26/01/2022 | Yazar: Alp Kemaloğlu

Lubunya karşıtları çok akıllıca bir şekilde neredeyse herkesin sezgisel olarak anlayabileceği bir karşıtlığı bir karalama kampanyası olarak yürütmeye çalışıyor. Kendileri doğum ve yaşamken lubunya ölüm ve sonluluk oluyor bu kampanyada.
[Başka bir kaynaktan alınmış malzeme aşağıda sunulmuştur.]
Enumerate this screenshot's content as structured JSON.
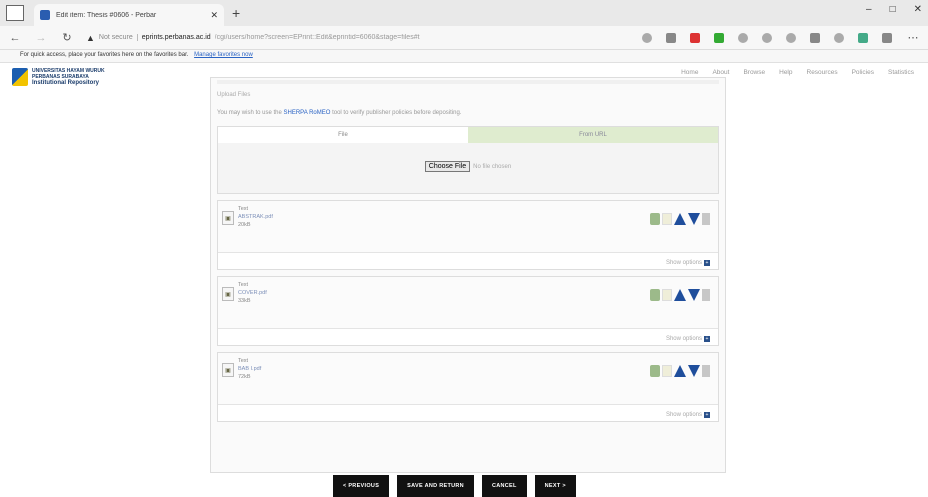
{
  "browser": {
    "tab_title": "Edit item: Thesis #0606 - Perbar",
    "new_tab": "+",
    "window_controls": [
      "–",
      "□",
      "✕"
    ],
    "not_secure": "Not secure",
    "domain": "eprints.perbanas.ac.id",
    "path": "/cgi/users/home?screen=EPrint::Edit&eprintid=6060&stage=files#t",
    "favorites_text": "For quick access, place your favorites here on the favorites bar.",
    "favorites_link": "Manage favorites now"
  },
  "site": {
    "logo_line1": "UNIVERSITAS HAYAM WURUK",
    "logo_line2": "PERBANAS SURABAYA",
    "logo_line3": "Institutional Repository",
    "nav": [
      "Home",
      "About",
      "Browse",
      "Help",
      "Resources",
      "Policies",
      "Statistics"
    ]
  },
  "upload": {
    "section_title": "Upload Files",
    "help_prefix": "You may wish to use the",
    "help_link": "SHERPA RoMEO",
    "help_suffix": "tool to verify publisher policies before depositing.",
    "tab_file": "File",
    "tab_url": "From URL",
    "choose_label": "Choose File",
    "no_file": "No file chosen"
  },
  "documents": [
    {
      "type": "Text",
      "filename": "ABSTRAK.pdf",
      "size": "20kB"
    },
    {
      "type": "Text",
      "filename": "COVER.pdf",
      "size": "33kB"
    },
    {
      "type": "Text",
      "filename": "BAB I.pdf",
      "size": "72kB"
    }
  ],
  "show_options": "Show options",
  "buttons": {
    "previous": "< PREVIOUS",
    "save_return": "SAVE AND RETURN",
    "cancel": "CANCEL",
    "next": "NEXT >"
  }
}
Kendi adını koymak Kaos GL - LGBTİ+ Haber Portalı

Yaşama dair birçok şeyden emin olamayabilirim ama inkâr edemeyeceğim yegâne gerçeklik sonlu oluşum olsa gerek. Ama bu sonlu oluşumu gerçekten kavrayabiliyor muyum? Sonlu oluşum derken ne kastediyorum? Belli ki nasıl sonlanacağımı asla bilemeyeceğim ve sonlanmanın nasıl bir şey olduğunu da deneyimlemeden bilme şansım yok. Şu ana kadar ölüp bu deneyimini benimle paylaşabilecek güvenilir bir kaynak da bulamadım ne yazık ki. Peki ben sonlanacağımı ne kadar biliyorum? Bilmekle kalmıyor bir de bunun adını koyuyorum: Ölüm diyorum ona.
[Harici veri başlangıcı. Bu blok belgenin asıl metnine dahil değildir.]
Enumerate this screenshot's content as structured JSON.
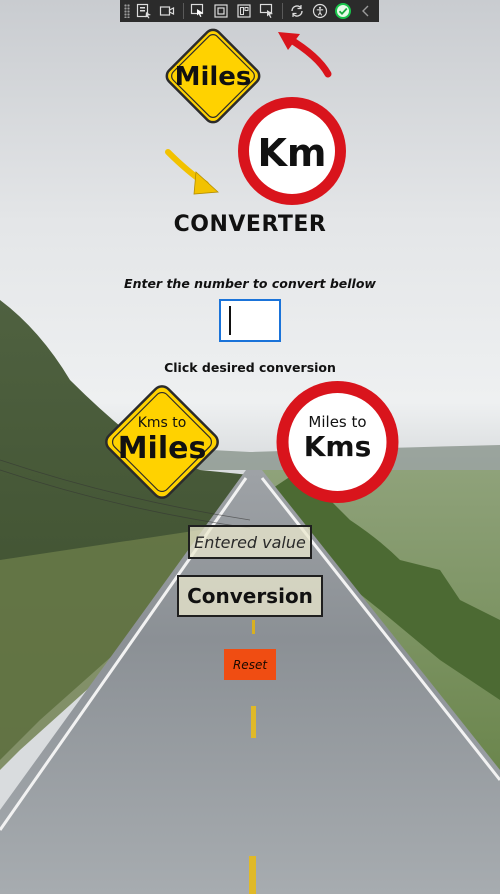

Deneyimsel anlamda bu kadar az şey bildiğimiz bir konu hakkında çok az konuşuyor olmamız bana oldukça doğal geliyor. Söylenecek ne var ki? Her yolun ona çıktığı dışında bir şey bilmediğimiz, belki de bilmemizin gerekli olmadığı bir gerçeklik olarak ölüm eminim hepimizde farklı yerlere temas ediyor. Bu kişiye özel temaslarımız hakkında anbean bir şeyler düşünüyoruz, bir şeyler konuşuyoruz ama bir yerden sonra ölüm hakkında değil de kendimiz hakkında konuşmaya mahkûm oluyoruz. Çünkü tekrar ediyorum, neye ölüm dediğimizi aslında pek de bilmiyoruz. Belki de asla idrak edemeyeceğimiz bir şeyi bir kelimeyle anlatmaya çalışıyoruz. O nedenle hakkında konuştuklarımız aslında hakkımızda konuştuklarımız oluyor sanki.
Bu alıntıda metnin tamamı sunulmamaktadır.